1. Monitoring Our Health

Pioneering researcher Lucile L. Adams-Campbell, Ph.D., has been working on the largest study ever on black women's health. (Photo: Georgetown University)

Pioneering researcher Lucile L. Adams-Campbell, Ph.D., has been working on the largest study ever on black women’s health. (Photo: Georgetown University)

Noted epidemiologist Lucile L. Adams-Campbell, Ph.D., has been sharing some good news for a change about our health. Findings released this year show that we’ve made progress during the two decades that Adams-Campbell has devoted to the largest study ever on our well-being.
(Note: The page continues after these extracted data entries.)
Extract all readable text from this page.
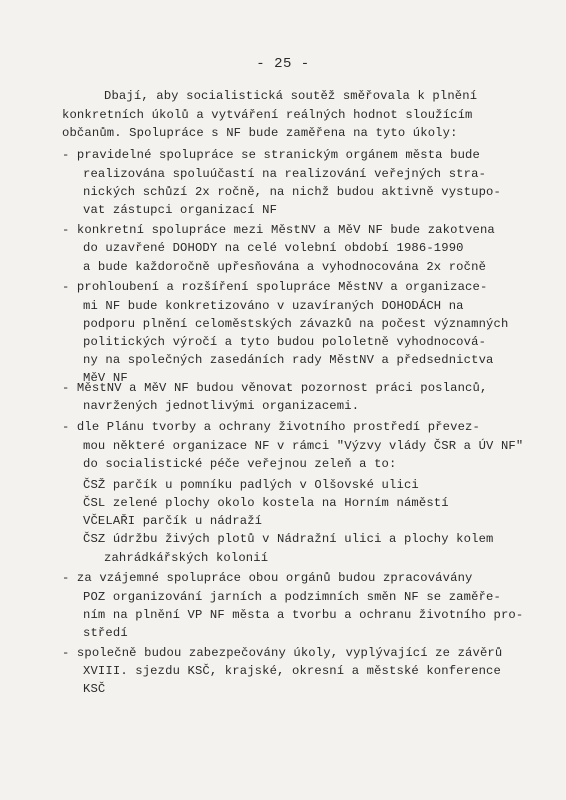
- 25 -
Dbají, aby socialistická soutěž směřovala k plnění
konkretních úkolů a vytváření reálných hodnot sloužícím
občanům. Spolupráce s NF bude zaměřena na tyto úkoly:
- pravidelné spolupráce se stranickým orgánem města bude
realizována spoluúčastí na realizování veřejných stra-
nických schůzí 2x ročně, na nichž budou aktivně vystupo-
vat zástupci organizací NF
- konkretní spolupráce mezi MěstNV a MěV NF bude zakotvena
do uzavřené DOHODY na celé volební období 1986-1990
a bude každoročně upřesňována a vyhodnocována 2x ročně
- prohloubení a rozšíření spolupráce MěstNV a organizace-
mi NF bude konkretizováno v uzavíraných DOHODÁCH na
podporu plnění celoměstských závazků na počest významných
politických výročí a tyto budou pololetně vyhodnocová-
ny na společných zasedáních rady MěstNV a předsednictva
MěV NF
- MěstNV a MěV NF budou věnovat pozornost práci poslanců,
navržených jednotlivými organizacemi.
- dle Plánu tvorby a ochrany životního prostředí převez-
mou některé organizace NF v rámci "Výzvy vlády ČSR a ÚV NF"
do socialistické péče veřejnou zeleň a to:
ČSŽ parčík u pomníku padlých v Olšovské ulici
ČSL zelené plochy okolo kostela na Horním náměstí
VČELAŘI parčík u nádraží
ČSZ údržbu živých plotů v Nádražní ulici a plochy kolem
zahrádkářských kolonií
- za vzájemné spolupráce obou orgánů budou zpracovávány
POZ organizování jarních a podzimních směn NF se zaměře-
ním na plnění VP NF města a tvorbu a ochranu životního pro-
středí
- společně budou zabezpečovány úkoly, vyplývající ze závěrů
XVIII. sjezdu KSČ, krajské, okresní a městské konference
KSČ
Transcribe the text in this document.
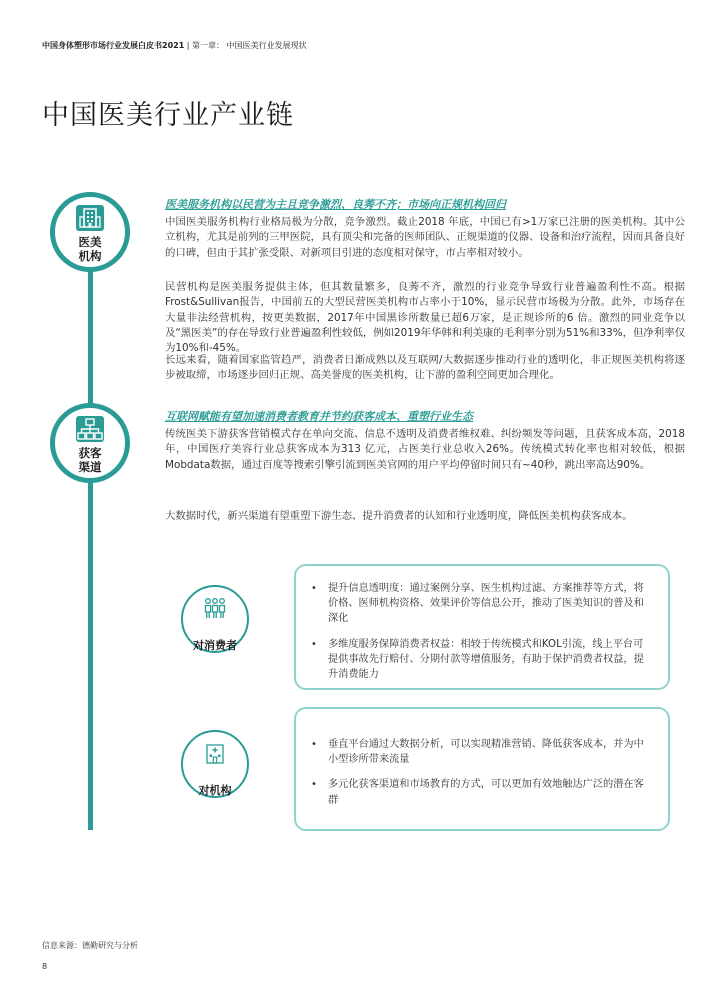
中国身体塑形市场行业发展白皮书2021 | 第一章： 中国医美行业发展现状
中国医美行业产业链
医美
机构
医美服务机构以民营为主且竞争激烈、良莠不齐；市场向正规机构回归
中国医美服务机构行业格局极为分散，竞争激烈。截止2018 年底，中国已有>1万家已注册的医美机构。其中公立机构，尤其是前列的三甲医院，具有顶尖和完备的医师团队、正规渠道的仪器、设备和治疗流程，因而具备良好的口碑，但由于其扩张受限、对新项目引进的态度相对保守，市占率相对较小。
民营机构是医美服务提供主体，但其数量繁多，良莠不齐，激烈的行业竞争导致行业普遍盈利性不高。根据Frost&Sullivan报告，中国前五的大型民营医美机构市占率小于10%，显示民营市场极为分散。此外，市场存在大量非法经营机构，按更美数据，2017年中国黑诊所数量已超6万家，是正规诊所的6 倍。激烈的同业竞争以及“黑医美”的存在导致行业普遍盈利性较低，例如2019年华韩和利美康的毛利率分别为51%和33%，但净利率仅为10%和-45%。
长远来看，随着国家监管趋严，消费者日渐成熟以及互联网/大数据逐步推动行业的透明化，非正规医美机构将逐步被取缔，市场逐步回归正规、高美誉度的医美机构，让下游的盈利空间更加合理化。
获客
渠道
互联网赋能有望加速消费者教育并节约获客成本、重塑行业生态
传统医美下游获客营销模式存在单向交流、信息不透明及消费者维权难、纠纷频发等问题，且获客成本高，2018 年，中国医疗美容行业总获客成本为313 亿元，占医美行业总收入26%。传统模式转化率也相对较低，根据Mobdata数据，通过百度等搜索引擎引流到医美官网的用户平均停留时间只有~40秒，跳出率高达90%。
大数据时代，新兴渠道有望重塑下游生态、提升消费者的认知和行业透明度，降低医美机构获客成本。
对消费者
• 提升信息透明度：通过案例分享、医生机构过滤、方案推荐等方式，将价格、医师机构资格、效果评价等信息公开，推动了医美知识的普及和深化
• 多维度服务保障消费者权益：相较于传统模式和KOL引流，线上平台可提供事故先行赔付、分期付款等增值服务，有助于保护消费者权益，提升消费能力
对机构
• 垂直平台通过大数据分析，可以实现精准营销、降低获客成本，并为中小型诊所带来流量
• 多元化获客渠道和市场教育的方式，可以更加有效地触达广泛的潜在客群
信息来源：德勤研究与分析
8
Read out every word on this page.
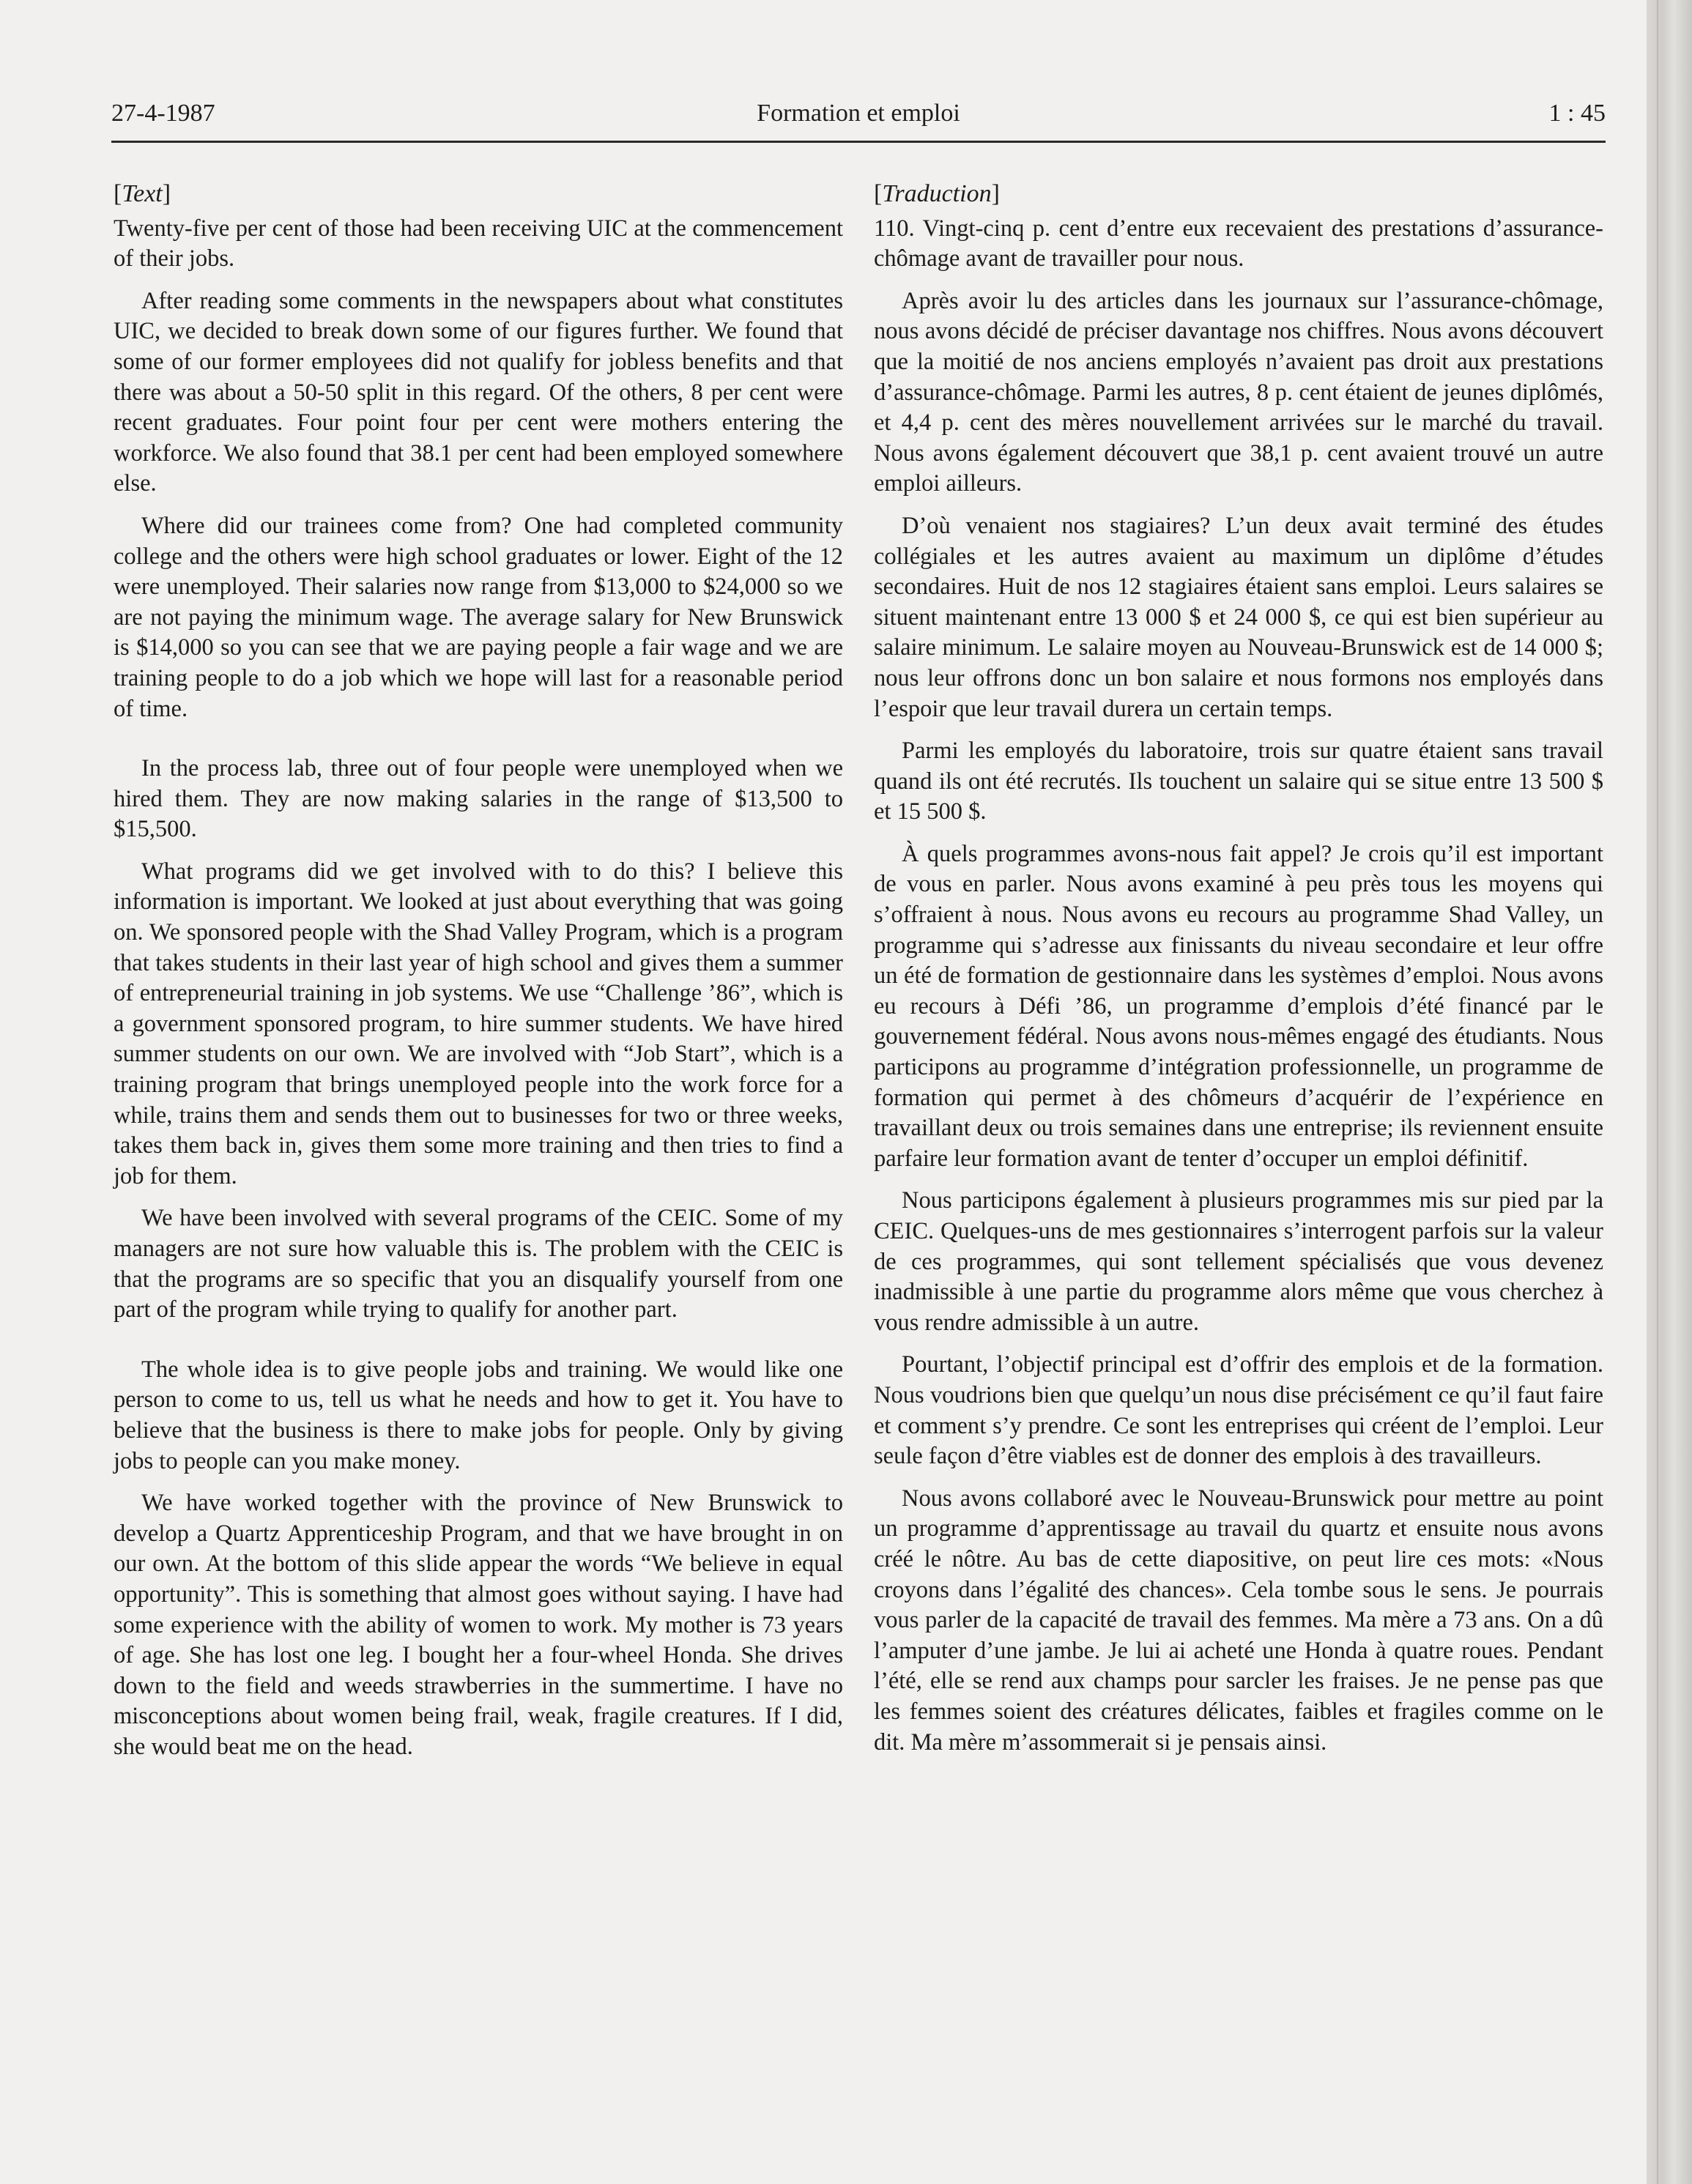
27-4-1987	Formation et emploi	1 : 45
[Text]

Twenty-five per cent of those had been receiving UIC at the commencement of their jobs.

After reading some comments in the newspapers about what constitutes UIC, we decided to break down some of our figures further. We found that some of our former employees did not qualify for jobless benefits and that there was about a 50-50 split in this regard. Of the others, 8 per cent were recent graduates. Four point four per cent were mothers entering the workforce. We also found that 38.1 per cent had been employed somewhere else.

Where did our trainees come from? One had completed community college and the others were high school graduates or lower. Eight of the 12 were unemployed. Their salaries now range from $13,000 to $24,000 so we are not paying the minimum wage. The average salary for New Brunswick is $14,000 so you can see that we are paying people a fair wage and we are training people to do a job which we hope will last for a reasonable period of time.

In the process lab, three out of four people were unemployed when we hired them. They are now making salaries in the range of $13,500 to $15,500.

What programs did we get involved with to do this? I believe this information is important. We looked at just about everything that was going on. We sponsored people with the Shad Valley Program, which is a program that takes students in their last year of high school and gives them a summer of entrepreneurial training in job systems. We use “Challenge ’86”, which is a government sponsored program, to hire summer students. We have hired summer students on our own. We are involved with “Job Start”, which is a training program that brings unemployed people into the work force for a while, trains them and sends them out to businesses for two or three weeks, takes them back in, gives them some more training and then tries to find a job for them.

We have been involved with several programs of the CEIC. Some of my managers are not sure how valuable this is. The problem with the CEIC is that the programs are so specific that you an disqualify yourself from one part of the program while trying to qualify for another part.

The whole idea is to give people jobs and training. We would like one person to come to us, tell us what he needs and how to get it. You have to believe that the business is there to make jobs for people. Only by giving jobs to people can you make money.

We have worked together with the province of New Brunswick to develop a Quartz Apprenticeship Program, and that we have brought in on our own. At the bottom of this slide appear the words “We believe in equal opportunity”. This is something that almost goes without saying. I have had some experience with the ability of women to work. My mother is 73 years of age. She has lost one leg. I bought her a four-wheel Honda. She drives down to the field and weeds strawberries in the summertime. I have no misconceptions about women being frail, weak, fragile creatures. If I did, she would beat me on the head.

[Traduction]

110. Vingt-cinq p. cent d’entre eux recevaient des prestations d’assurance-chômage avant de travailler pour nous.

Après avoir lu des articles dans les journaux sur l’assurance-chômage, nous avons décidé de préciser davantage nos chiffres. Nous avons découvert que la moitié de nos anciens employés n’avaient pas droit aux prestations d’assurance-chômage. Parmi les autres, 8 p. cent étaient de jeunes diplômés, et 4,4 p. cent des mères nouvellement arrivées sur le marché du travail. Nous avons également découvert que 38,1 p. cent avaient trouvé un autre emploi ailleurs.

D’où venaient nos stagiaires? L’un deux avait terminé des études collégiales et les autres avaient au maximum un diplôme d’études secondaires. Huit de nos 12 stagiaires étaient sans emploi. Leurs salaires se situent maintenant entre 13 000 $ et 24 000 $, ce qui est bien supérieur au salaire minimum. Le salaire moyen au Nouveau-Brunswick est de 14 000 $; nous leur offrons donc un bon salaire et nous formons nos employés dans l’espoir que leur travail durera un certain temps.

Parmi les employés du laboratoire, trois sur quatre étaient sans travail quand ils ont été recrutés. Ils touchent un salaire qui se situe entre 13 500 $ et 15 500 $.

À quels programmes avons-nous fait appel? Je crois qu’il est important de vous en parler. Nous avons examiné à peu près tous les moyens qui s’offraient à nous. Nous avons eu recours au programme Shad Valley, un programme qui s’adresse aux finissants du niveau secondaire et leur offre un été de formation de gestionnaire dans les systèmes d’emploi. Nous avons eu recours à Défi ’86, un programme d’emplois d’été financé par le gouvernement fédéral. Nous avons nous-mêmes engagé des étudiants. Nous participons au programme d’intégration professionnelle, un programme de formation qui permet à des chômeurs d’acquérir de l’expérience en travaillant deux ou trois semaines dans une entreprise; ils reviennent ensuite parfaire leur formation avant de tenter d’occuper un emploi définitif.

Nous participons également à plusieurs programmes mis sur pied par la CEIC. Quelques-uns de mes gestionnaires s’interrogent parfois sur la valeur de ces programmes, qui sont tellement spécialisés que vous devenez inadmissible à une partie du programme alors même que vous cherchez à vous rendre admissible à un autre.

Pourtant, l’objectif principal est d’offrir des emplois et de la formation. Nous voudrions bien que quelqu’un nous dise précisément ce qu’il faut faire et comment s’y prendre. Ce sont les entreprises qui créent de l’emploi. Leur seule façon d’être viables est de donner des emplois à des travailleurs.

Nous avons collaboré avec le Nouveau-Brunswick pour mettre au point un programme d’apprentissage au travail du quartz et ensuite nous avons créé le nôtre. Au bas de cette diapositive, on peut lire ces mots: «Nous croyons dans l’égalité des chances». Cela tombe sous le sens. Je pourrais vous parler de la capacité de travail des femmes. Ma mère a 73 ans. On a dû l’amputer d’une jambe. Je lui ai acheté une Honda à quatre roues. Pendant l’été, elle se rend aux champs pour sarcler les fraises. Je ne pense pas que les femmes soient des créatures délicates, faibles et fragiles comme on le dit. Ma mère m’assommerait si je pensais ainsi.
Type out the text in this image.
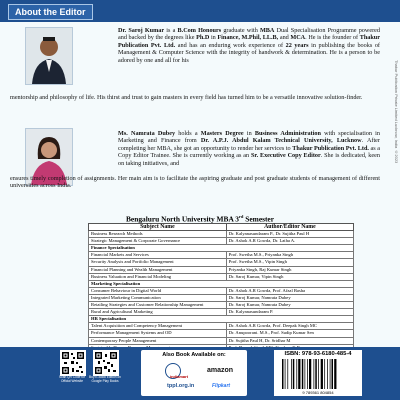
About the Editor
Dr. Saroj Kumar is a B.Com Honours graduate with MBA Dual Specialisation Programme powered and backed by the degrees like Ph.D in Finance, M.Phil, LL.B, and MCA. He is the founder of Thakur Publication Pvt. Ltd. and has an enduring work experience of 22 years in publishing the books of Management & Computer Science with the integrity of handwork & determination. He is a person to be adored by one and all for his
mentorship and philosophy of life. His thirst and trust to gain masters in every field has turned him to be a versatile innovative solution-finder.
Ms. Namrata Dubey holds a Masters Degree in Business Administration with specialisation in Marketing and Finance from Dr. A.P.J. Abdul Kalam Technical University, Lucknow. After completing her MBA, she got an opportunity to render her services to Thakur Publication Pvt. Ltd. as a Copy Editor Trainee. She is currently working as an Sr. Executive Copy Editor. She is dedicated, keen on taking initiatives, and
ensures timely completion of assignments. Her main aim is to facilitate the aspiring graduate and post graduate students of management of different universities across India.
Bengaluru North University MBA 3rd Semester
Subject Name	Author/Editor Name
Business Research Methods	Dr. Kalyanasundaram P., Dr. Sujitha Paul H
Strategic Management & Corporate Governance	Dr. Ashok A.R Gowda, Dr. Latha A.
Finance Specialisation	
Financial Markets and Services	Prof. Swetha M.S., Priyanka Singh
Security Analysis and Portfolio Management	Prof. Swetha M.S., Vipin Singh
Financial Planning and Wealth Management	Priyanka Singh, Raj Kumar Singh
Business Valuation and Financial Modeling	Dr. Saroj Kumar, Vipin Singh
Marketing Specialisation	
Consumer Behaviour in Digital World	Dr. Ashok A.R Gowda, Prof. Afzal Basha
Integrated Marketing Communication	Dr. Saroj Kumar, Namrata Dubey
Retailing Strategies and Customer Relationship Management	Dr. Saroj Kumar, Namrata Dubey
Rural and Agricultural Marketing	Dr. Kalyanasundaram P.
HR Specialisation	
Talent Acquisition and Competency Management	Dr. Ashok A.R Gowda, Prof. Deepak Singh MC
Performance Management Systems and OD	Dr. Anupoorani. M.S., Prof. Sudip Kumar Sen
Contemporary People Management	Dr. Sujitha Paul H, Dr. Sridhar M

Thakur Publication Private Limited Lucknow, India ©2023
Scan QR Code for Official Website
Buy E-Book Edition on Google Play Books
Also Book Available on:
indiamart
tppl.org.in
amazon
Flipkart
ISBN: 978-93-6180-485-4
9 789361 804854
The Black Women’s Health Study is monitoring 59,000 women and gathering information about how many illnesses affect us. Our healthy habits are paying off in a number of ways. Those who exercise most, for example, are reducing their risk of an aggressive form of breast cancer. “We all want to do what we can to reduce our risk of disease and improve our health,” says Adams-Campbell, a professor of oncology and associate director for minority health and health disparities at Georgetown University’s Lombardi Comprehensive Cancer Center. Adams-Campbell is also working on a $6.1 million health disparities research grant from the National Institutes of Health.  She is also a member of the prestigious Institute of Medicine and the 2015 federal Dietary Guidelines Advisory Committee.